We also find no merit to Plaintiff's contention that the ALJ improperly rejected Dr. Hillin's opinion that she would be markedly limited in her ability to respond appropriately to work pressures and changes in the usual work setting. Dr. Hillin was a consulting psychologist who examined the Plaintiff pursuant to the request of the Commissioner. The ALJ noted that Dr. Hillin's opinion was inconsistent with his findings on mental status examination, which were generally within normal limits (AR 17). She did not suffer from any suicidal thoughts, delusions or hallucinations, and her thought content was relevant, coherent and goal directed (AR 17; 580). Dr. Hillin found that Plaintiff displayed average intelligence, and her attention and concentration were good (AR 17; 580). Moreover, the ALJ further pointed out that Dr. Hillin's opinion was not consistent with his diagnosis of a mild mood disorder and GAF score of 65 (AR 18). A GAF score of 65 indicates that an individual may have only "mild" symptoms or some difficulty in social or occupational functioning, but is "generally functioning pretty well." American Psychiatric Association: Diagnostic and Statistical Manual of Mental Disorders (DSM-IV-TR) 34 (4th ed. 2000).

Plaintiff's final argument is that the ALJ erred in assessing her credibility. An ALJ must consider subjective complaints by the claimant and evaluate the extent to which those complaints are supported or contradicted by the objective medical evidence and other evidence in the record.

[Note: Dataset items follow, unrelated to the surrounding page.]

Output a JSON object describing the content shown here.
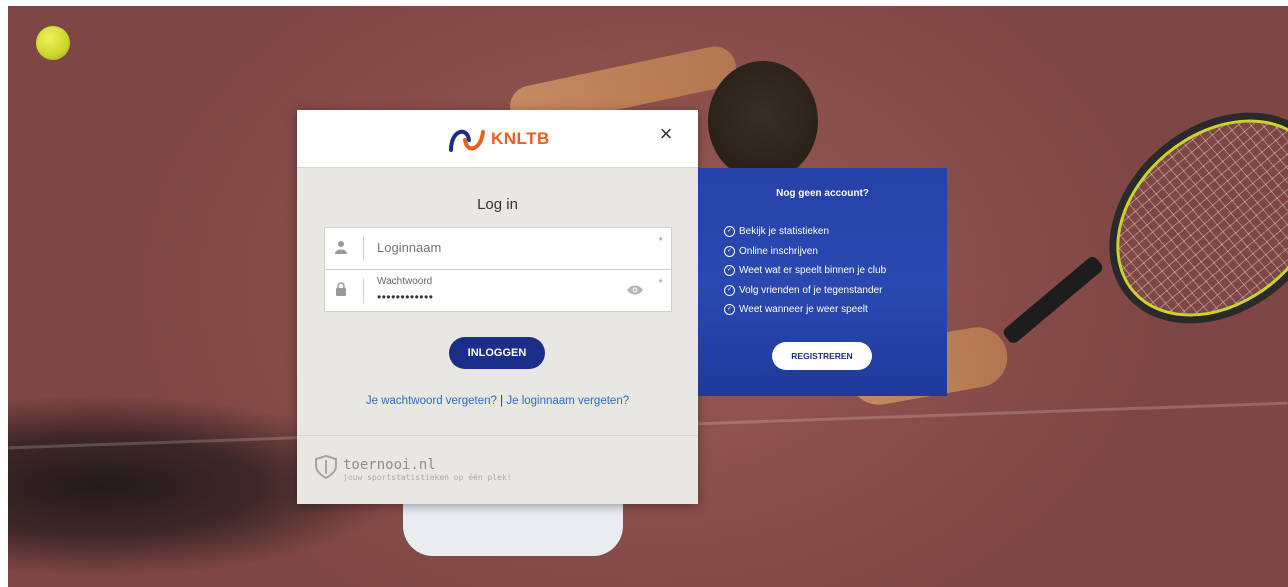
{
  "brand": {
    "name": "KNLTB",
    "color": "#e8601c"
  },
  "modal": {
    "close_label": "×",
    "title": "Log in",
    "username": {
      "placeholder": "Loginnaam",
      "required_mark": "*",
      "icon": "user-icon"
    },
    "password": {
      "label": "Wachtwoord",
      "value": "••••••••••••",
      "required_mark": "*",
      "icon": "lock-icon",
      "toggle_icon": "eye-icon"
    },
    "login_button": "INLOGGEN",
    "forgot_password": "Je wachtwoord vergeten?",
    "separator": "|",
    "forgot_username": "Je loginnaam vergeten?",
    "footer": {
      "name": "toernooi.nl",
      "tagline": "jouw sportstatistieken op één plek!",
      "icon": "shield-icon"
    }
  },
  "panel": {
    "title": "Nog geen account?",
    "items": [
      "Bekijk je statistieken",
      "Online inschrijven",
      "Weet wat er speelt binnen je club",
      "Volg vrienden of je tegenstander",
      "Weet wanneer je weer speelt"
    ],
    "register_button": "REGISTREREN",
    "color": "#2442a8"
  }
}
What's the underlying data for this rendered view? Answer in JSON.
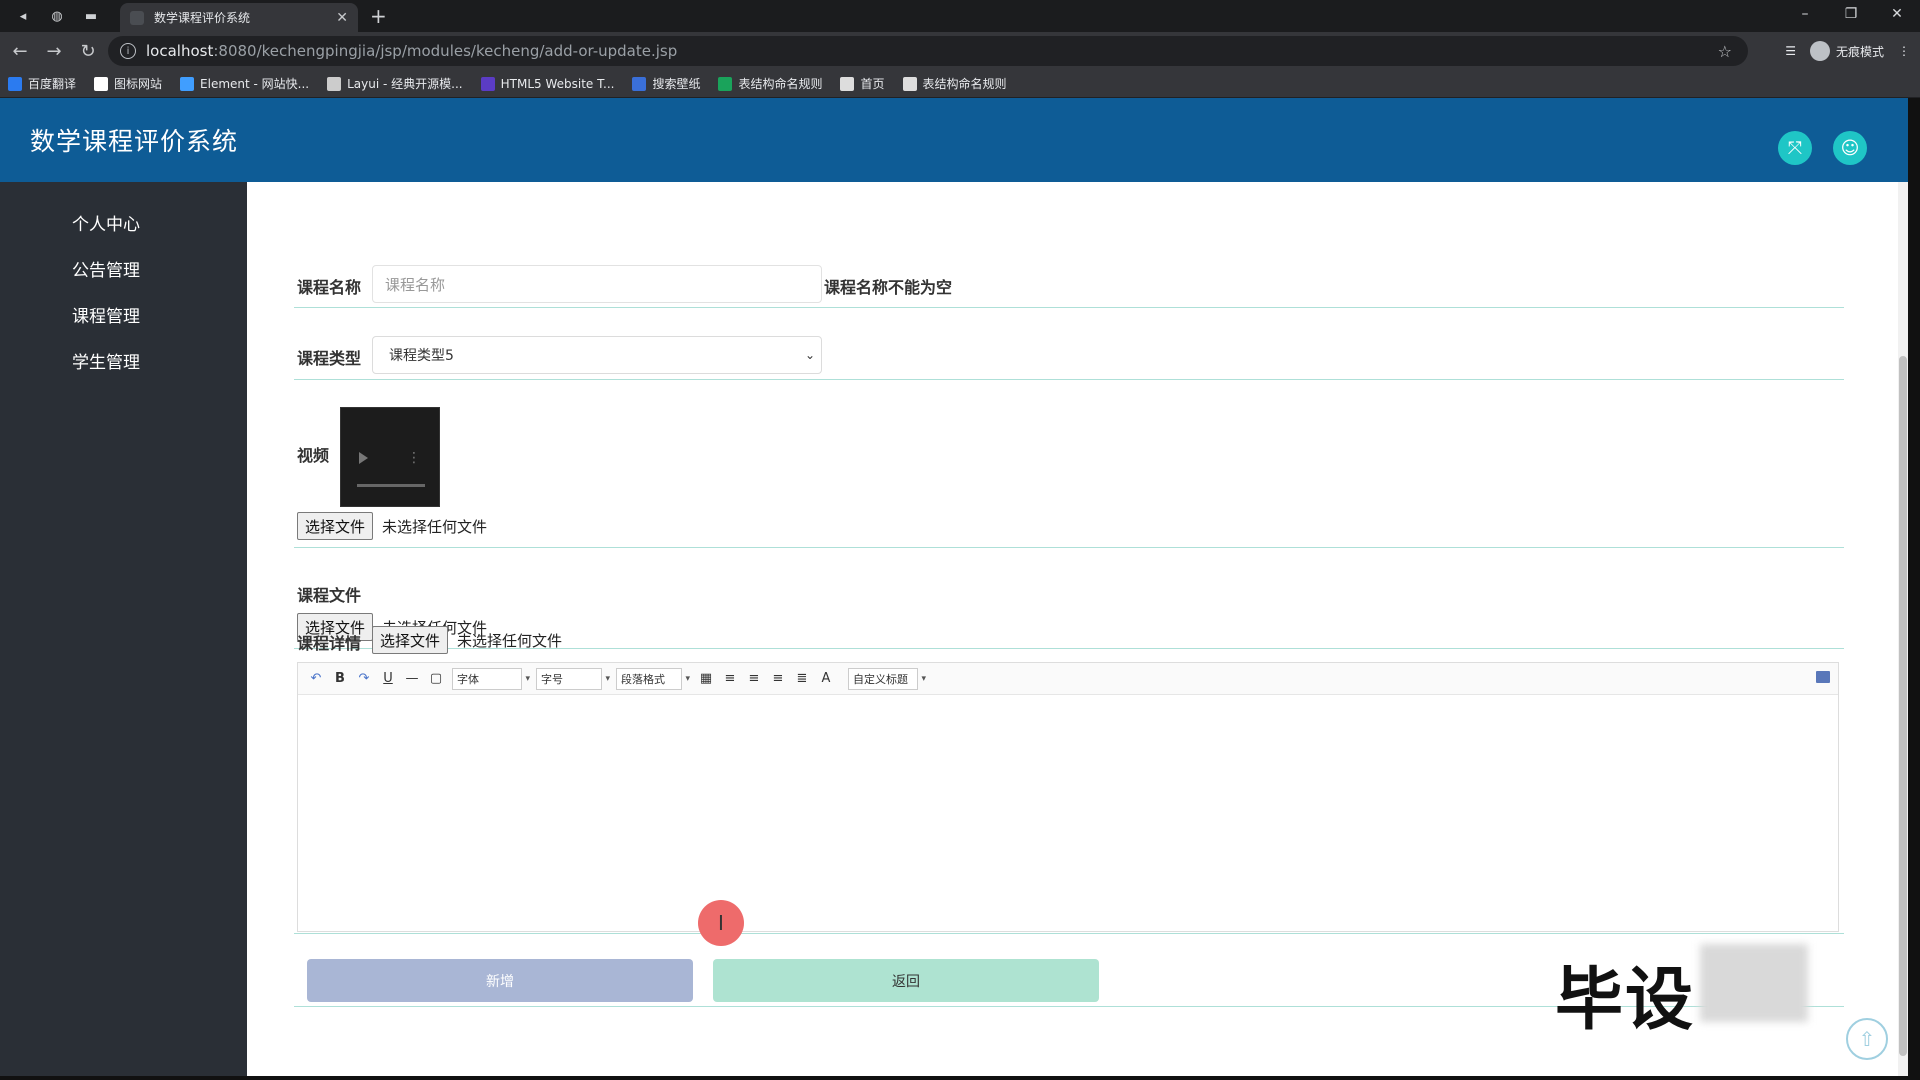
{
  "browser": {
    "tab_title": "数学课程评价系统",
    "tab_close": "✕",
    "new_tab": "+",
    "url_host": "localhost",
    "url_path": ":8080/kechengpingjia/jsp/modules/kecheng/add-or-update.jsp",
    "incognito_label": "无痕模式",
    "bookmarks": [
      {
        "label": "百度翻译",
        "color": "#2b7bf0"
      },
      {
        "label": "图标网站",
        "color": "#ffffff"
      },
      {
        "label": "Element - 网站快...",
        "color": "#409eff"
      },
      {
        "label": "Layui - 经典开源模...",
        "color": "#cccccc"
      },
      {
        "label": "HTML5 Website T...",
        "color": "#5b3cc4"
      },
      {
        "label": "搜索壁纸",
        "color": "#3a6fd8"
      },
      {
        "label": "表结构命名规则",
        "color": "#1aa35b"
      },
      {
        "label": "首页",
        "color": "#dddddd"
      },
      {
        "label": "表结构命名规则",
        "color": "#dddddd"
      }
    ]
  },
  "app": {
    "title": "数学课程评价系统",
    "colors": {
      "header": "#0e5c96",
      "sidebar": "#2a2f36",
      "accent": "#1fc6c6"
    }
  },
  "sidebar": {
    "items": [
      {
        "label": "个人中心"
      },
      {
        "label": "公告管理"
      },
      {
        "label": "课程管理"
      },
      {
        "label": "学生管理"
      }
    ]
  },
  "form": {
    "course_name": {
      "label": "课程名称",
      "placeholder": "课程名称",
      "value": "",
      "error": "课程名称不能为空"
    },
    "course_type": {
      "label": "课程类型",
      "selected": "课程类型5"
    },
    "video": {
      "label": "视频",
      "file_button": "选择文件",
      "file_status": "未选择任何文件"
    },
    "course_file": {
      "label": "课程文件",
      "file_button": "选择文件",
      "file_status": "未选择任何文件"
    },
    "course_detail": {
      "label": "课程详情",
      "file_button": "选择文件",
      "file_status": "未选择任何文件"
    }
  },
  "editor": {
    "font_family": "字体",
    "font_size": "字号",
    "paragraph": "段落格式",
    "custom_heading": "自定义标题",
    "bold": "B",
    "underline": "U",
    "font_color": "A"
  },
  "actions": {
    "add_label": "新增",
    "back_label": "返回"
  },
  "overlay": {
    "watermark_text": "毕设"
  }
}
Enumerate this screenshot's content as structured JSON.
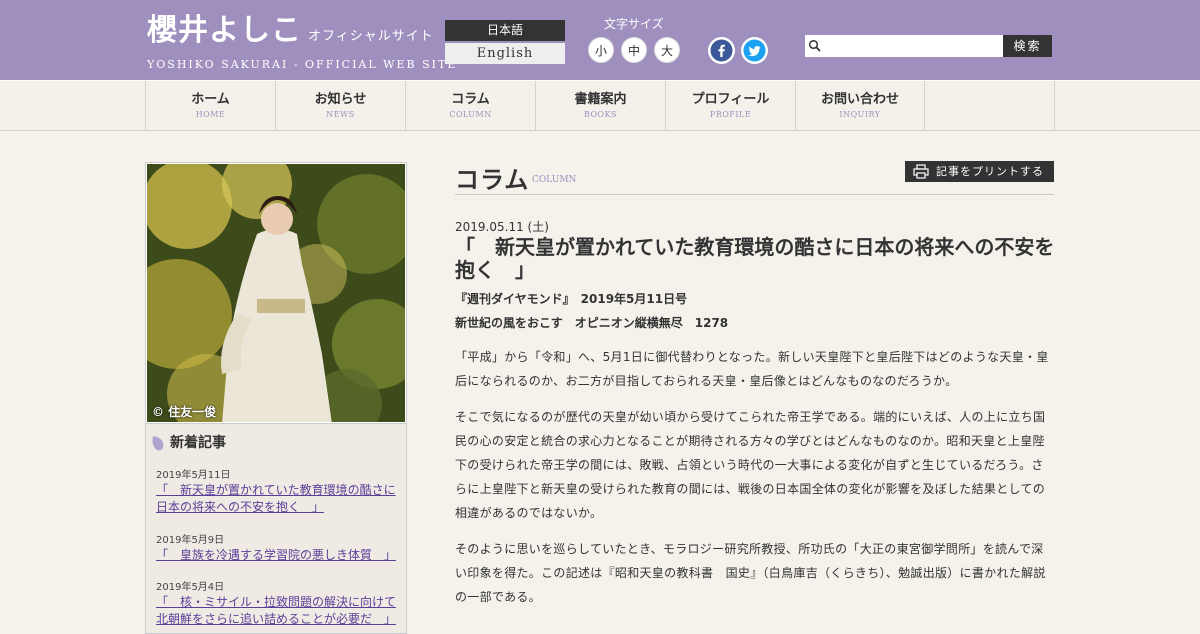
{
  "header": {
    "logo_jp": "櫻井よしこ",
    "logo_sub": "オフィシャルサイト",
    "logo_en": "YOSHIKO SAKURAI - OFFICIAL WEB SITE",
    "lang_ja": "日本語",
    "lang_en": "English",
    "font_size_label": "文字サイズ",
    "font_small": "小",
    "font_medium": "中",
    "font_large": "大",
    "search_placeholder": "",
    "search_button": "検索"
  },
  "nav": [
    {
      "jp": "ホーム",
      "en": "HOME"
    },
    {
      "jp": "お知らせ",
      "en": "NEWS"
    },
    {
      "jp": "コラム",
      "en": "COLUMN"
    },
    {
      "jp": "書籍案内",
      "en": "BOOKS"
    },
    {
      "jp": "プロフィール",
      "en": "PROFILE"
    },
    {
      "jp": "お問い合わせ",
      "en": "INQUIRY"
    }
  ],
  "sidebar": {
    "photo_credit": "© 住友一俊",
    "news_heading": "新着記事",
    "news": [
      {
        "date": "2019年5月11日",
        "title": "「　新天皇が置かれていた教育環境の酷さに日本の将来への不安を抱く　」"
      },
      {
        "date": "2019年5月9日",
        "title": "「　皇族を冷遇する学習院の悪しき体質　」"
      },
      {
        "date": "2019年5月4日",
        "title": "「　核・ミサイル・拉致問題の解決に向けて北朝鮮をさらに追い詰めることが必要だ　」"
      }
    ]
  },
  "main": {
    "section_title": "コラム",
    "section_title_en": "COLUMN",
    "print_button": "記事をプリントする",
    "article": {
      "date": "2019.05.11 (土)",
      "title": "「　新天皇が置かれていた教育環境の酷さに日本の将来への不安を抱く　」",
      "source1": "『週刊ダイヤモンド』　2019年5月11日号",
      "source2": "新世紀の風をおこす　オピニオン縦横無尽　1278",
      "paragraphs": [
        "「平成」から「令和」へ、5月1日に御代替わりとなった。新しい天皇陛下と皇后陛下はどのような天皇・皇后になられるのか、お二方が目指しておられる天皇・皇后像とはどんなものなのだろうか。",
        "そこで気になるのが歴代の天皇が幼い頃から受けてこられた帝王学である。端的にいえば、人の上に立ち国民の心の安定と統合の求心力となることが期待される方々の学びとはどんなものなのか。昭和天皇と上皇陛下の受けられた帝王学の間には、敗戦、占領という時代の一大事による変化が自ずと生じているだろう。さらに上皇陛下と新天皇の受けられた教育の間には、戦後の日本国全体の変化が影響を及ぼした結果としての相違があるのではないか。",
        "そのように思いを巡らしていたとき、モラロジー研究所教授、所功氏の「大正の東宮御学問所」を読んで深い印象を得た。この記述は『昭和天皇の教科書　国史』（白鳥庫吉（くらきち）、勉誠出版）に書かれた解説の一部である。"
      ]
    }
  },
  "colors": {
    "header_bg": "#9e8fbe",
    "link": "#5a3f99",
    "facebook": "#3b5998",
    "twitter": "#1da1f2"
  }
}
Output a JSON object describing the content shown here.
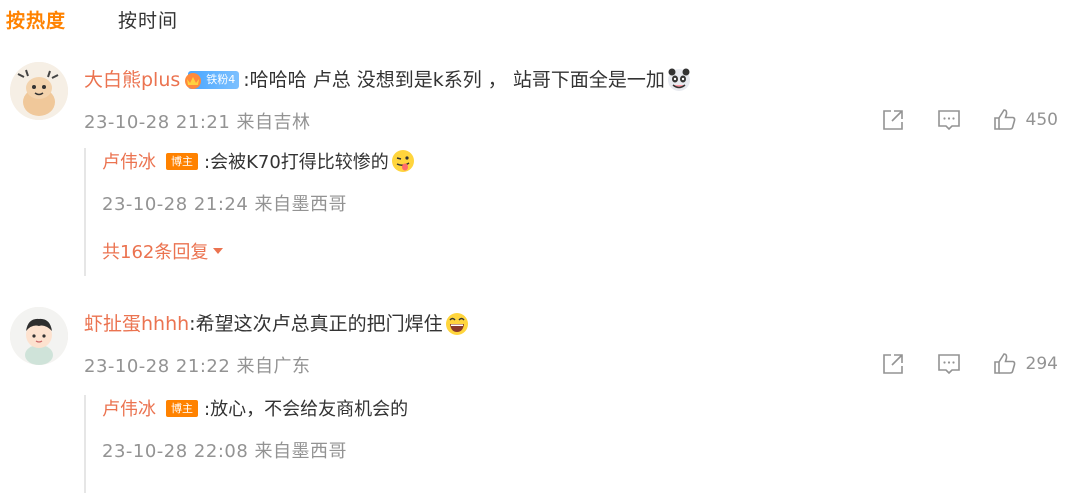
{
  "tabs": [
    {
      "label": "按热度",
      "active": true
    },
    {
      "label": "按时间",
      "active": false
    }
  ],
  "comments": [
    {
      "user": "大白熊plus",
      "fan_badge": "铁粉4",
      "text": ":哈哈哈 卢总 没想到是k系列 ， 站哥下面全是一加",
      "meta": "23-10-28 21:21 来自吉林",
      "likes": "450",
      "replies": [
        {
          "user": "卢伟冰",
          "badge": "博主",
          "text": ":会被K70打得比较惨的",
          "meta": "23-10-28 21:24 来自墨西哥"
        }
      ],
      "more_replies": "共162条回复"
    },
    {
      "user": "虾扯蛋hhhh",
      "text": ":希望这次卢总真正的把门焊住",
      "meta": "23-10-28 21:22 来自广东",
      "likes": "294",
      "replies": [
        {
          "user": "卢伟冰",
          "badge": "博主",
          "text": ":放心，不会给友商机会的",
          "meta": "23-10-28 22:08 来自墨西哥"
        }
      ]
    }
  ],
  "icons": {
    "share": "share-icon",
    "comment": "comment-icon",
    "like": "thumbs-up-icon"
  },
  "colors": {
    "accent": "#ff8200",
    "username": "#eb7350",
    "meta": "#939393",
    "fan_badge": "#49a6ff"
  }
}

29 C.F.R. §§ 404.1529(a), 416.929(a); Hartranft v. Apfel, 181 F.3d 358, 362 (3d Cir. 1999). In assessing subjective complaints, SSR 96-7p and the regulations provide that the ALJ should consider the objective medical evidence as well as other factors such as the claimant's own statements, the claimant's daily activities, the treatment and medication the claimant has received, any statements by treating and examining physicians or psychologists, and any other relevant evidence in the case record. 20 C.F.R. §§ 404.1529(c), 416.929(c); SSR 96-7p, 1996 WL 374186 at *2. As the finder of fact, the ALJ can reject, partially or fully, subjective complaints if he finds them not credible based on other evidence in the record. Baerga v. Richardson, 500 F.2d 309, 312 (3d Cir. 1974). The ALJ is empowered to evaluate the credibility of witnesses and his determination is entitled to deference by this Court. See Van Horn v. Schweiker, 717 F.2d 871, 873 (3d Cir. 1983). In light of the Court's finding that the ALJ's review of the medical record was inadequate, appropriate consideration could not have been given to the Plaintiff's subjective complaints.

V.CONCLUSION

For the reasons discussed above, both Motions will be denied and the matter will be remanded to the Commissioner for further proceedings.*fn7 An appropriate Order follows.

IN THE UNITED STATES DISTRICT COURT FOR THE WESTERN DISTRICT OF PENNSYLVANIA

TINA M. WASIELA, Plaintiff, v. ) MICHAEL J. ASTRUE, ) Commissioner of Social Security, Defendant.

Civil Action No. 11-114 Erie

ORDER

AND NOW, this 11th day of June, 2012, and for the reasons set forth in the accompanying Memorandum Opinion, IT IS HEREBY ORDERED that the Plaintiff's Motion for Summary Judgment [ECF No. 8] is DENIED, and the Defendant's Motion for Summary Judgment [ECF No. 11] is DENIED. The case is hereby REMANDED to the Commissioner of Social Security for further proceedings consistent with the accompanying Memorandum Opinion.

The clerk is directed to mark the case closed.